HighTechTalks DotNet Forums  

RE: Deserialization in .NET Remoting

Go Back HighTechTalks DotNet Forums Microsoft DotNet Framework Dotnet Framework (Remoting) RE: Deserialization in .NET Remoting

Dotnet Framework (Remoting) microsoft.public.dotnet.framework.remoting


Discuss RE: Deserialization in .NET Remoting in the Dotnet Framework (Remoting) forum.



Reply
 
Thread Tools Search this Thread Display Modes
  #1  
Old   
Snowy
 
Posts: n/a

Default RE: Deserialization in .NET Remoting - 07-08-2004 , 11:09 AM





Tom:

What I don't understand is, according to MSDN documentation "Automatic Deserialization in .NET Remoting", the default "Low" deserialization level supports "Reference and value types that are marked with the SerializableAttribute attribute but do not implement the ISerializable interface.". In my test app below, the class Stuff fits in this category, but the security error remains. This was resolved by setting typeFilterLevel = Full.

Any idea why?

Here's the code listing:

This sample app is a remoting server hosted in a windows service with a console client. I'm listing the code below.

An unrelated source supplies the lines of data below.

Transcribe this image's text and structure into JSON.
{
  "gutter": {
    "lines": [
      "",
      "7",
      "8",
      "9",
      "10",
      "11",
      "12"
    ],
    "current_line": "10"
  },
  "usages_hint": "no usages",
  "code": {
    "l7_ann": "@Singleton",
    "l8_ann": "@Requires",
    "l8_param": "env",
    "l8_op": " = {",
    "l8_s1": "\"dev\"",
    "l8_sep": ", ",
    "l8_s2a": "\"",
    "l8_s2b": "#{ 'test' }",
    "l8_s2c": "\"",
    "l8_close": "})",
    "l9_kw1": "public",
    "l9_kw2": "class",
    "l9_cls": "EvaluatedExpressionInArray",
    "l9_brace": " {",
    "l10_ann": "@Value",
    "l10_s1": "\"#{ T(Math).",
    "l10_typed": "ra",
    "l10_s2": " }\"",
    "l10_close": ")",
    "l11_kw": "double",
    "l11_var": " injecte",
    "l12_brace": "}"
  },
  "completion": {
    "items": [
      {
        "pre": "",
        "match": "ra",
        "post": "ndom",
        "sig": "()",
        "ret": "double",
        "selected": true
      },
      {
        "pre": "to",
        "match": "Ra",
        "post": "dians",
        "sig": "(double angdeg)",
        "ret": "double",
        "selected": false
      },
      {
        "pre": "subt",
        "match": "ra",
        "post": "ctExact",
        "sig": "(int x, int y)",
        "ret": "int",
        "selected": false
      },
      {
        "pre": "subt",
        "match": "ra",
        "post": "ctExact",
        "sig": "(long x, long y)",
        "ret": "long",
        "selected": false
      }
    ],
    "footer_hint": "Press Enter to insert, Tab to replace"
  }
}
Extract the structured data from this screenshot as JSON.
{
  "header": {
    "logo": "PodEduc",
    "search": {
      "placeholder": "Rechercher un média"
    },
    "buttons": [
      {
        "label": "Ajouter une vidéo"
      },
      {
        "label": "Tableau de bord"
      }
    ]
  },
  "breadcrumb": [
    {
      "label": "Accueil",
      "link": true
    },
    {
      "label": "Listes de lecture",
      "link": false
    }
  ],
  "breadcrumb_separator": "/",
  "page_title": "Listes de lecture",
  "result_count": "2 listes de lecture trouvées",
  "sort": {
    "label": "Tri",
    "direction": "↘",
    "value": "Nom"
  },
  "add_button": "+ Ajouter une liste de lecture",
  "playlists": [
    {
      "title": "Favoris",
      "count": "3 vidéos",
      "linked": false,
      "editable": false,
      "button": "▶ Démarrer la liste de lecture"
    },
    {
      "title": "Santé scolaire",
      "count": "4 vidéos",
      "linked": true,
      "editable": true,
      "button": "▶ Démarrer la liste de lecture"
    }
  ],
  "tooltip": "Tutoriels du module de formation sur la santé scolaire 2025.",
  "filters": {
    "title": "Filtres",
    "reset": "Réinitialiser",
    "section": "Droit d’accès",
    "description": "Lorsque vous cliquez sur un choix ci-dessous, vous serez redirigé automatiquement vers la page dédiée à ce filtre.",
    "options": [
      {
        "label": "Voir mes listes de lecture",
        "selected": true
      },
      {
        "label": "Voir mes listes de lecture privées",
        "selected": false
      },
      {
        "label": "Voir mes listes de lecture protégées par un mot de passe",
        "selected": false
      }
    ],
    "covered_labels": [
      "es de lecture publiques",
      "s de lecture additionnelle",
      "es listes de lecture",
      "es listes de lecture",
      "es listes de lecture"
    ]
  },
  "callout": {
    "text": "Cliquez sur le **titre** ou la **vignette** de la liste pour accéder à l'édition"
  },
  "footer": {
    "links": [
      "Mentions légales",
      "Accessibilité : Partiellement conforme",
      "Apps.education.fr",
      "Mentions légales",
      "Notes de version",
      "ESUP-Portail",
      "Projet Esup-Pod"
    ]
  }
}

First the remoting interface:

public interface IDoStuff{
void setStuff(Stuff stf);
Stuff getStuff();
}

Stuff is a simple serialized class WITHOUT implementing ISerializable:

[Serializable]
public class Stuff {
private string id;
public string ID {
get{ return id; }
set{ id = value; }
}
}

Now the remoting server that implements IDoStuff:

public class TestServiceCtrl : MarshalByRefObject, IDoStuff
{
void IDoStuff.setStuff(Stuff stf){
// Util.WriteLog code not shown here
Util.WriteLog("TestServiceCtrl setStuff: " + stf.ID);
}

Stuff IDoStuff.getStuff(){
Stuff s = new Stuff();
s.ID = "ID_" + DateTime.Now;
Util.WriteLog("TestServiceCtrl getStuff: " + s.ID);
return s;
}
}

And the windows service that exposes the remoting server:

protected override void OnStart(string[] args)
{
IChannel ch = new TcpChannel(50015);
ChannelServices.RegisterChannel(ch);
RemotingConfiguration.RegisterWellKnownServiceType (typeof(TestServiceCtrl),
"testremote",
WellKnownObjectMode.Singleton);
Util.WriteLog("OnStart called, TestServer at port 50015");
}

And finally the client:

class TestClient
{
static void Main(string[] args)
{
new TestClient().run();
}

public void run(){
Type type = typeof(IDoStuff);
IDoStuff ctrl = (IDoStuff)Activator.GetObject(type, "tcp://localhost:50015/testremote");
Stuff s = ctrl.getStuff();
Console.WriteLine("Client got stuff: " + s.ID);
s.ID += "_client";
Console.WriteLine("Client setting stuff: " + s.ID);
ctrl.setStuff(s); // line 26
}
}

at line 26, following exception is thrown:

Unhandled Exception: System.Runtime.Serialization.SerializationExceptio n:
Because of security restrictions, the type TestRemote.Stuff cannot be accessed. ---> System.Security.SecurityException: Request failed.
at System.Security.SecurityRuntime.FrameDescSetHelper (FrameSecurityDescriptor secDesc, PermissionSet demand
Set, PermissionSet& alteredDemandSet)
at System.Runtime.Serialization.FormatterServices.nat iveGetSafeUninitializedObject(RuntimeType type)
at System.Runtime.Serialization.FormatterServices.Get SafeUninitializedObject(Type type)
--- End of inner exception stack trace ---


"Tom" wrote:

Quote:
The chapter 4 lab, "Creating and Consuming .NET Remoting Objects", in the book "Developing XML Web Services and Server Components with Microsoft Visual Basic .NET and Visual C# .NET" (Exams 70-310 and 70-320) directs you to create a chat application. The application consists of a ChatCoordinator class, Server class and Client class.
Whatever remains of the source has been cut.